Requests are supposed to be dealt with within 20 working days, but I heard nothing until months later, when I received an email telling me the team dealing with FOI requests had been understaffed and to be patient. Last August, half a year after sending my email, I received the response to my FOI: the council would be unable to supply a single detail I’d asked for, since all of this took place too long ago. 

In the same BBC radio interview I referred to earlier, MacInnes cites examples of the sort of book that was being disposed of — titles like Labour Relations in Norway or The Hungarian Economic Yearbook from 1939 or a book titled The Republic that was never taken out. 

In the absence of any hard evidence provided by either side, I start to wonder if this is not villainy but a difference in viewpoints. MacInnes clearly thinks these titles he cited do not deserve their place in a library — they are not being regularly consulted and so deserve to be sold or pulped. As the mausoleum quote earlier suggests, his priority was about making the library more modern — a word that can mean almost anything shorn of context.
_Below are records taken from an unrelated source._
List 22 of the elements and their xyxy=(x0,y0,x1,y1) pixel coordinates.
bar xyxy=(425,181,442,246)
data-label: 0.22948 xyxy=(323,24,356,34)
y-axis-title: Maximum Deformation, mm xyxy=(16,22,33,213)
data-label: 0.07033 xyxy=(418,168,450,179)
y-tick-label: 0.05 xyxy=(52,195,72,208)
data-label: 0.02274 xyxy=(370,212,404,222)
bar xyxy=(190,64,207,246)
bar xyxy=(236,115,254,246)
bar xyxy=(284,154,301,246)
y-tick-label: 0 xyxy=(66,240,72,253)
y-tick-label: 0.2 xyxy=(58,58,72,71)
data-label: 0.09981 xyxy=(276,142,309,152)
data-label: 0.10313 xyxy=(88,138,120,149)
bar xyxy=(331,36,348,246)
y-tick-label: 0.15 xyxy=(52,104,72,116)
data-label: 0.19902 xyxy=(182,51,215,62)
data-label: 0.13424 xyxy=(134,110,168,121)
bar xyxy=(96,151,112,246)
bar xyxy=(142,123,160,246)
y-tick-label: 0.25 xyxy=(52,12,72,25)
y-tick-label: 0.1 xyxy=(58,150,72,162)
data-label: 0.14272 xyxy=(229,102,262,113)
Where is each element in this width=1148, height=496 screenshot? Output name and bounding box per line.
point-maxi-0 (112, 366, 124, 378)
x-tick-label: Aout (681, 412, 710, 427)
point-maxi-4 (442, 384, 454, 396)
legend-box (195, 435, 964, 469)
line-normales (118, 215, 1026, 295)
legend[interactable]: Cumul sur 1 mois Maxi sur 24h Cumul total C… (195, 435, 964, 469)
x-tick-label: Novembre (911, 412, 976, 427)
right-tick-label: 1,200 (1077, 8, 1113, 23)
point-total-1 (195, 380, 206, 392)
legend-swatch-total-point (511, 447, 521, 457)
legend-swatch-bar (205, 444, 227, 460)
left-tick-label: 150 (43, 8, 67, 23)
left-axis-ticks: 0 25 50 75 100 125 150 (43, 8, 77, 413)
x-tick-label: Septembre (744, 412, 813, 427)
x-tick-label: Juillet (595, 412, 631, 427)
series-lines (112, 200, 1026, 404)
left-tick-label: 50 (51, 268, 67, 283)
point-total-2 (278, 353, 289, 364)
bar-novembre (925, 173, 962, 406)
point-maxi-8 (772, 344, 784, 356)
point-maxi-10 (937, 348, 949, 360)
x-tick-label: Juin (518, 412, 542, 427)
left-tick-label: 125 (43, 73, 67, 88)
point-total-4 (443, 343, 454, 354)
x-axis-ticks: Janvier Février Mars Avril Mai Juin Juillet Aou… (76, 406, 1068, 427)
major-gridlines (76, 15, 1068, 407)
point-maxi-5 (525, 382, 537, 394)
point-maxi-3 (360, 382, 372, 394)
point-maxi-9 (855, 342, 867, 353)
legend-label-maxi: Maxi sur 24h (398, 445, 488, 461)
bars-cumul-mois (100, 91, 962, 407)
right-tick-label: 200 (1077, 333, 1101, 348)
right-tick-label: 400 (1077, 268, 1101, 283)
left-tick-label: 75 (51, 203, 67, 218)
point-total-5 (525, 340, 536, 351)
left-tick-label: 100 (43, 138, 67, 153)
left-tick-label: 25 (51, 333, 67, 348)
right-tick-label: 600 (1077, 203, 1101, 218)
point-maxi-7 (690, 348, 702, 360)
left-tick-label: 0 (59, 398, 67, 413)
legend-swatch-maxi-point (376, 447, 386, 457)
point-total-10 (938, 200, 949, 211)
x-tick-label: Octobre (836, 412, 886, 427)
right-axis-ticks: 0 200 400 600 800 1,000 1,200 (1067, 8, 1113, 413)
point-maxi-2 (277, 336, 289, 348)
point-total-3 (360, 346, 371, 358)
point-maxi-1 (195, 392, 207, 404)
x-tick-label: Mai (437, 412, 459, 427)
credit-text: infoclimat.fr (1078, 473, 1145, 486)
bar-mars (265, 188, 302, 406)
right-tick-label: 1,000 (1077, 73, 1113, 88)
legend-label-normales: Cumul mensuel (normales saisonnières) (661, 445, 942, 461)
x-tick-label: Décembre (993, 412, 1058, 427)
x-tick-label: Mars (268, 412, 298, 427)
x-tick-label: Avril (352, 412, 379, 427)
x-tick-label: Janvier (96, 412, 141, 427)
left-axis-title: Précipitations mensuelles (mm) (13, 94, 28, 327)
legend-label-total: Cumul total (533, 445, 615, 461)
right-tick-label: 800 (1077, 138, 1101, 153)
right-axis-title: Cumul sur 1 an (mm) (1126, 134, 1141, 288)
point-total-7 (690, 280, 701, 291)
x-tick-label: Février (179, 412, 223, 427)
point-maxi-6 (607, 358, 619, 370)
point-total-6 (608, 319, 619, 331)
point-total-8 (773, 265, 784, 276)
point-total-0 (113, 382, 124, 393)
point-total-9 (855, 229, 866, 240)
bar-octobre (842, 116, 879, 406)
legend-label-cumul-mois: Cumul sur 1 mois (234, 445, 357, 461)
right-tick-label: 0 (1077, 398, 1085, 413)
Perhaps a clue to his understanding of ‘modern’ can be found in the same interview, when MacInnes talks about how up until the renovation, only 30% of the library was available to the public and the rest of it in storage. He wanted to reverse that ratio. I would assume he has achieved this: the library has no shortage of space to move through, and there’s a nice cafe (admittedly there was a cafe in the cellar before, but according to staff from the time, the coffee there was “legendarily bad” and the staff mostly went to a nearby Starbucks). I don’t know that I agree that footfall is the only way to measure a library’s success, but it’s certainly well used: the last available figures from 2020 show it had over two million visits that year.

But when I read out MacInnes’ examples of the sort of titles they were getting rid of, Alex laughs. “To me, that would have been the very reasons why we would have kept (the books) because they're not available anywhere else. And somebody doing a study of Hungary in the 1930s would probably be fascinated to read a yearbook of Budapest.” They say that prior to the renovation, Manchester was known as the British Library of the North due to its reference book collection and people came from all over the region to do research on the most obscure subjects imaginable. “And we would have a book. We would always have something.” The problem is, they stress, specialist interest, old books like this don’t tend to get digitised. So when they’re gone, they’re gone forever.

It seems possible that what was being fought over here was not only the books, but two competing visions of this city. On the Friends of Central Library’s side: a proud intellectual Manchester which treasured culture and cherished its past. And on the council’s side, a city of glass towers and commerce: a Manchester which prioritised pragmatism and growth. Alex told me in our first conversation that Central Library’s refurbishment ended up seeming prophetic: it was one of the first British libraries to have so many books cut away to make space for things like computers and screens and a cafe. Plenty of other libraries would follow suit. 

Looking about us, it’s clear which vision of Manchester won out. The post-2014 version of the library was considered a success by critics at the time (“To spend an hour wandering the shelves and corridors of this venerable but rejuvenated institution is to understand why the project to reinvent Manchester Central Library has been so widely celebrated” is typical of the reception). All the same, it’s hard — very hard, as my year of reporting testifies to — not to think about what this version cost: the loss of hundreds of thousands of books and the trust and goodwill of a sizable slice of Manchester’s literary community. Was it worth it? That all depends on what you value more: access to the Hungarian yearbook from 1939 minus a schlep to London, or access to a decent cappuccino minus a trip to Starbucks.